Statt der praktizierten Duldung dieses Krieges muss eine politische Lösung für Syrien unter Einbezug der Demokratischen Föderation Nordsyrien (DFNS) und insbesondere der Frauenvertreterinnen mit allen Mitteln vorangebracht werden.

Als Friedensforscherinnen und für Frauenrechte engagierte Frauen wissen wir, dass eine stärkere Geschlechtergleichheit und eine Vielfalt von Geschlechtervorstellungen, wie sie in der DFNS entstehen und verankert werden, sich deutlich auf das friedliche Zusammenleben innerhalb und zwischen Gesellschaften auswirken. In der DFNS wird vieles entwickelt, von dem wir gerne mehr lernen wollen. Wir als Friedensforscherinnen in Deutschland sind an einem solidarischen Austausch von Erfahrungen interessiert und dulden den Angriff auf diesen vielversprechenden Gesellschaftsaufbau nicht.

Unterzeichnerinnen:

FriedensFrauen Weltweit - PeaceWomen Across the Globe (PWAG)

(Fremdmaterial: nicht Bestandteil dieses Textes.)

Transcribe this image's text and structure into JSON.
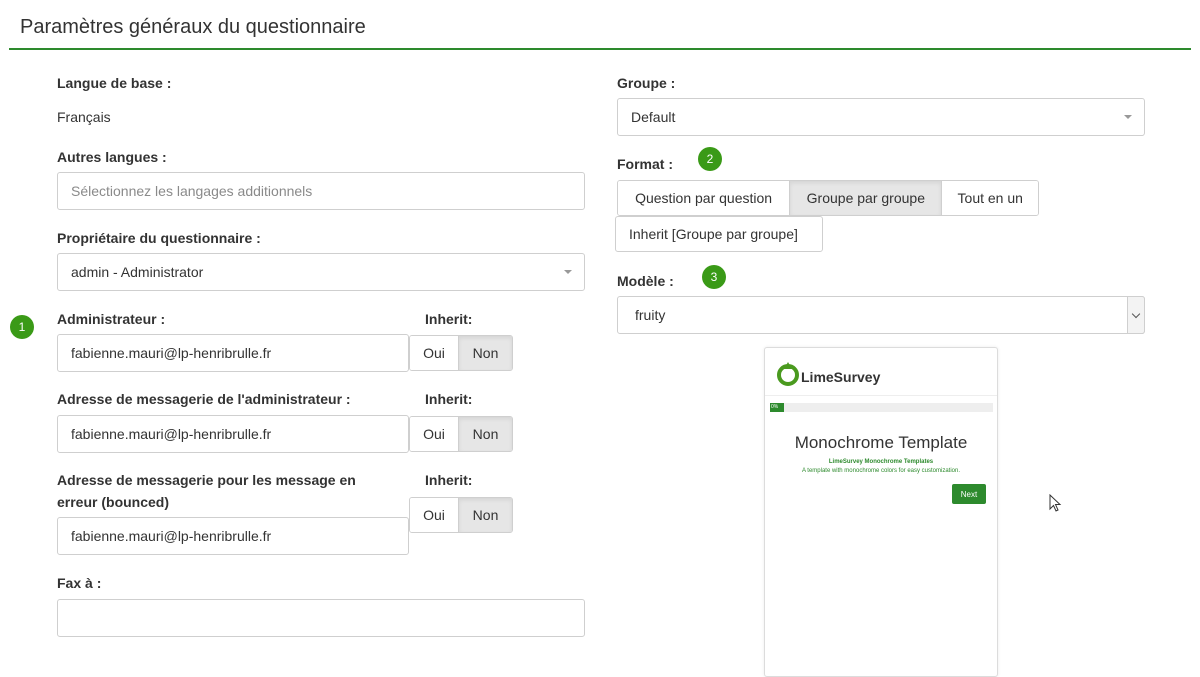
{
  "page": {
    "title": "Paramètres généraux du questionnaire"
  },
  "left": {
    "base_language_label": "Langue de base :",
    "base_language_value": "Français",
    "other_languages_label": "Autres langues :",
    "other_languages_placeholder": "Sélectionnez les langages additionnels",
    "owner_label": "Propriétaire du questionnaire :",
    "owner_value": "admin - Administrator",
    "admin_label": "Administrateur :",
    "admin_value": "fabienne.mauri@lp-henribrulle.fr",
    "admin_email_label": "Adresse de messagerie de l'administrateur :",
    "admin_email_value": "fabienne.mauri@lp-henribrulle.fr",
    "bounce_label_line1": "Adresse de messagerie pour les message en",
    "bounce_label_line2": "erreur (bounced)",
    "bounce_value": "fabienne.mauri@lp-henribrulle.fr",
    "fax_label": "Fax à :",
    "fax_value": "",
    "inherit_label": "Inherit:",
    "yes_label": "Oui",
    "no_label": "Non"
  },
  "right": {
    "group_label": "Groupe :",
    "group_value": "Default",
    "format_label": "Format :",
    "format_options": [
      "Question par question",
      "Groupe par groupe",
      "Tout en un"
    ],
    "format_selected": "Groupe par groupe",
    "format_inherit": "Inherit [Groupe par groupe]",
    "template_label": "Modèle :",
    "template_value": "fruity"
  },
  "badges": {
    "one": "1",
    "two": "2",
    "three": "3"
  },
  "preview": {
    "logo_text": "LimeSurvey",
    "progress_text": "0%",
    "title": "Monochrome Template",
    "subtitle": "LimeSurvey Monochrome Templates",
    "description": "A template with monochrome colors for easy customization.",
    "next_label": "Next"
  },
  "colors": {
    "accent": "#2d8a2d",
    "badge": "#3a9a17"
  },
  "icons": {
    "select_caret": "caret-down-icon",
    "logo": "limesurvey-logo-icon",
    "cursor": "mouse-pointer-icon"
  }
}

Informationsbüro Nicaragua e.V., Wuppertal

Prof. Dr. Encarnación Gutiérrez Rodríguez, Professur für Allgemeine Soziologie, Justus-Liebig-Universität Gießen

Dr. Christine M. Klapeer, Studienfach Geschlechterforschung, Fakultät für Sozialwissenschaften, Georg-August-Universität Göttingen

Ass. Prof. Nazan Üstündağ, Boğaziçi University, z.Z. Berlin

Dr. Mechthild Exo, Lehrkraft für Transkulturalität und internationale Entwicklungen, Hochschule Emden/Leer, Frauensprecherin der Arbeitsgemeinschaft für Friedens- und Konfliktforschung (AFK)

Dr. Ilina Fach, Marburg

Wiebke Lass, Gesellschaft für sozioökonomische Forschung (GSF)

Waltraud Bischoff, Projektgruppe „Frauen wagen Frieden“

Bele Grau, Köln

Ferdos Dini

Ramona Juretzka, Düsseldorf

Sowie die Initiatorinnen und Unterstützerinnen der Kampagne „Frauen und Frauenorganisationen für Frieden in Afrin/Nordsyrien“:

WJAR - Stiftung der freien Frau in Rojava

Marche Mondiale des Femmes in Deutschlang (MMF)

Dachverband des Ezidischen Frauenrates (SMJÊ)

Frauen für Frieden e.V. Hessen

Kurdisches Frauenbüro für Frieden Ceni e.V.